Mohan Singh of the socialist Samajwadi Party said good relations among parliamentarians from both countries have always been key to successful negotiations.

“Vision, ambition and goodwill between people from both sides decides [the quality of] India-Pakistan relations,” Singh told

“But the latest tension is uncalled for.”

Relations have taken another turn for the worse in the wake of the killing of two Indian soldiers by Pakistani troops on January 8, with one of the soldiers allegedly beheaded.

Pakistan has called for a probe of the incident by the United Nations Military Observer Group in India and Pakistan, a move that India has rejected.

“We are certainly not going to agree to internationalize the issue or allow the United Nations to hold an inquiry. That demand is obviously rejected out of hand,” said P. Chidambaram, federal finance minister, at a media press conference following a cabinet meeting this week.

Further damaging relations, reports emerged that Pakistani troops today violated the ceasefire across the Line of Control in Kashmir by allegedly opening fire on Indian outposts in the Poonch and Mendhar sectors. 

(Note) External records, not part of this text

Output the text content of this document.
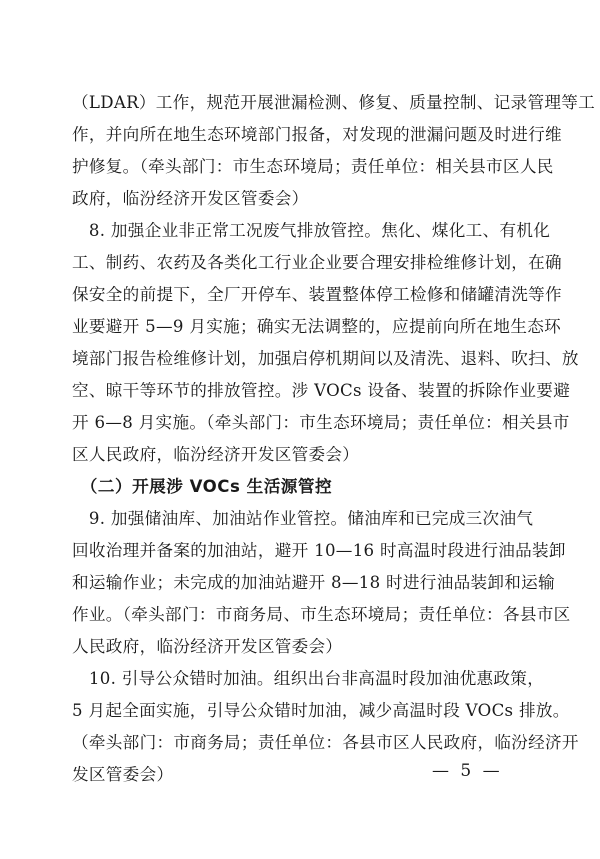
（LDAR）工作，规范开展泄漏检测、修复、质量控制、记录管理等工
作，并向所在地生态环境部门报备，对发现的泄漏问题及时进行维
护修复。（牵头部门：市生态环境局；责任单位：相关县市区人民
政府，临汾经济开发区管委会）
　8. 加强企业非正常工况废气排放管控。焦化、煤化工、有机化
工、制药、农药及各类化工行业企业要合理安排检维修计划，在确
保安全的前提下，全厂开停车、装置整体停工检修和储罐清洗等作
业要避开 5—9 月实施；确实无法调整的，应提前向所在地生态环
境部门报告检维修计划，加强启停机期间以及清洗、退料、吹扫、放
空、晾干等环节的排放管控。涉 VOCs 设备、装置的拆除作业要避
开 6—8 月实施。（牵头部门：市生态环境局；责任单位：相关县市
区人民政府，临汾经济开发区管委会）
　（二）开展涉 VOCs 生活源管控
　9. 加强储油库、加油站作业管控。储油库和已完成三次油气
回收治理并备案的加油站，避开 10—16 时高温时段进行油品装卸
和运输作业；未完成的加油站避开 8—18 时进行油品装卸和运输
作业。（牵头部门：市商务局、市生态环境局；责任单位：各县市区
人民政府，临汾经济开发区管委会）
　10. 引导公众错时加油。组织出台非高温时段加油优惠政策，
5 月起全面实施，引导公众错时加油，减少高温时段 VOCs 排放。
（牵头部门：市商务局；责任单位：各县市区人民政府，临汾经济开
发区管委会）	— 5 —
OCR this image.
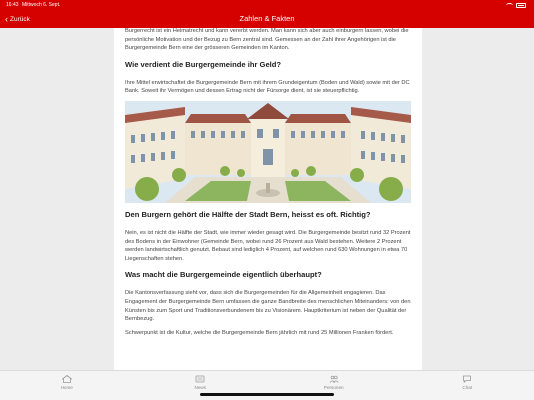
16:43 Mittwoch 6. Sept.
‹ Zurück	Zahlen & Fakten

Burgerrecht ist ein Heimatrecht und kann vererbt werden. Man kann sich aber auch einburgern lassen, wobei die persönliche Motivation und der Bezug zu Bern zentral sind. Gemessen an der Zahl ihrer Angehörigen ist die Burgergemeinde Bern eine der grösseren Gemeinden im Kanton.

Wie verdient die Burgergemeinde ihr Geld?

Ihre Mittel erwirtschaftet die Burgergemeinde Bern mit ihrem Grundeigentum (Boden und Wald) sowie mit der DC Bank. Soweit ihr Vermögen und dessen Ertrag nicht der Fürsorge dient, ist sie steuerpflichtig.

Den Burgern gehört die Hälfte der Stadt Bern, heisst es oft. Richtig?

Nein, es ist nicht die Hälfte der Stadt, wie immer wieder gesagt wird. Die Burgergemeinde besitzt rund 32 Prozent des Bodens in der Einwohner (Gemeinde Bern, wobei rund 26 Prozent aus Wald bestehen. Weitere 2 Prozent werden landwirtschaftlich genutzt. Bebaut sind lediglich 4 Prozent, auf welchen rund 630 Wohnungen in etwa 70 Liegenschaften stehen.

Was macht die Burgergemeinde eigentlich überhaupt?

Die Kantonsverfassung sieht vor, dass sich die Burgergemeinden für die Allgemeinheit engagieren. Das Engagement der Burgergemeinde Bern umfassen die ganze Bandbreite des menschlichen Miteinanders: von den Künsten bis zum Sport und Traditionsverbundenem bis zu Visionärem. Hauptkriterium ist neben der Qualität der Bernbezug.

Schwerpunkt ist die Kultur, welche die Burgergemeinde Bern jährlich mit rund 25 Millionen Franken fördert.

Home	News	Personen	Chat
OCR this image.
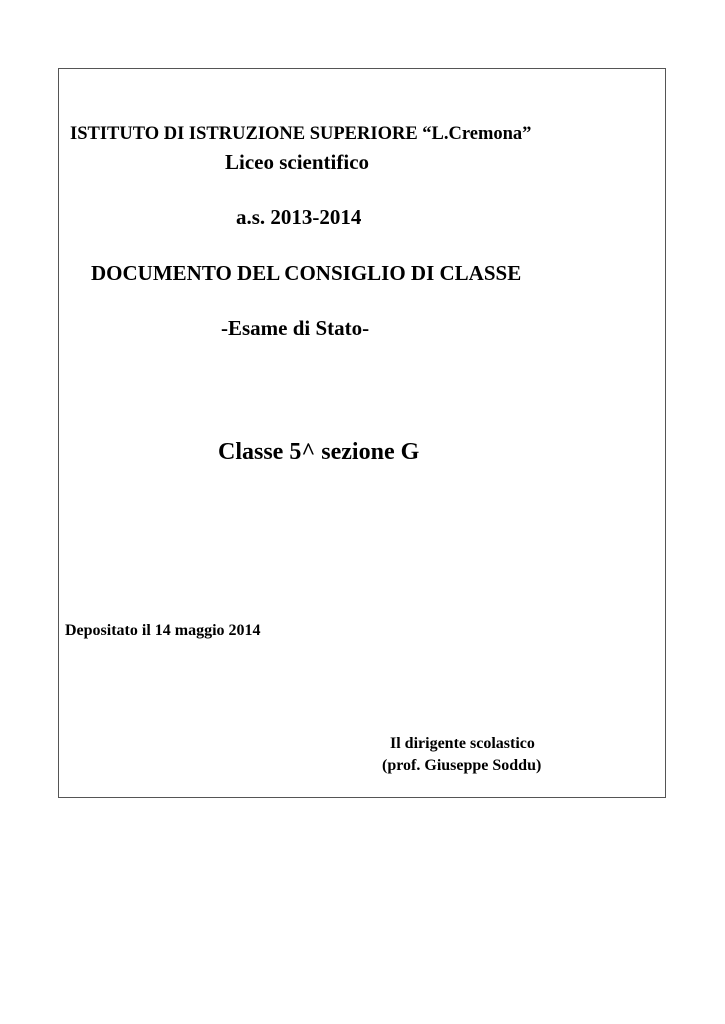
ISTITUTO DI ISTRUZIONE SUPERIORE “L.Cremona”
Liceo scientifico
a.s. 2013-2014
DOCUMENTO DEL CONSIGLIO DI CLASSE
-Esame di Stato-
Classe 5^ sezione G
Depositato il 14 maggio 2014
Il dirigente scolastico
(prof. Giuseppe Soddu)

Recent events have dampened hope of a strengthening of bilateral trade following a new visa agreement inked in September last year and implemented in December, by which the previous trade volume of about US$2.5 billion was expected to increase two-fold within a year.

“The worst impact [of border tension] is trade and business,” said Vikramjit Singh Sahney, president of the Chamber of Commerce for the South Asian Association for Regional Cooperation.

Lawmaker S.K. Saidul Haque said last year’s visa agreement was “groundbreaking and replaced a four decade-old restrictive visa agreement.”

But Haque, who traveled to Pakistan last year as a member of a parliamentary delegation promoting peace, told that part of the new agreement aimed at enhancing person-to-person contact in addition to increasing trade. 

The agreement, signed by then Indian External Affairs Minister S.M. Krishna and Pakistani Interior Minister Rehman Malik, granted multiple-entry visas for business people and included provisions for tour groups traveling through registered agencies and extended visa lengths from 30 days to six months.

Some opposition lawmakers have criticized the Indian government for what they say is a weak response to recent violence.

Sushma Swaraj, the opposition leader in the parliament, said she has urged a tougher response to Line of Control violations in Kashmir, claiming there had been 72 such ceasefire violations last year.

“We have a very weak government in the country,” she said. 

But the government maintains that despite recent events, it remains sincere in its desire for peace talks and harmonious relations with Pakistan.

“We have to be careful that forces attempting to derail all the good work are not successful,” said Salman Khurshid, federal external affairs minister, who added that the mutilation of Indian soldiers in Kashmir was nonetheless “barbaric”.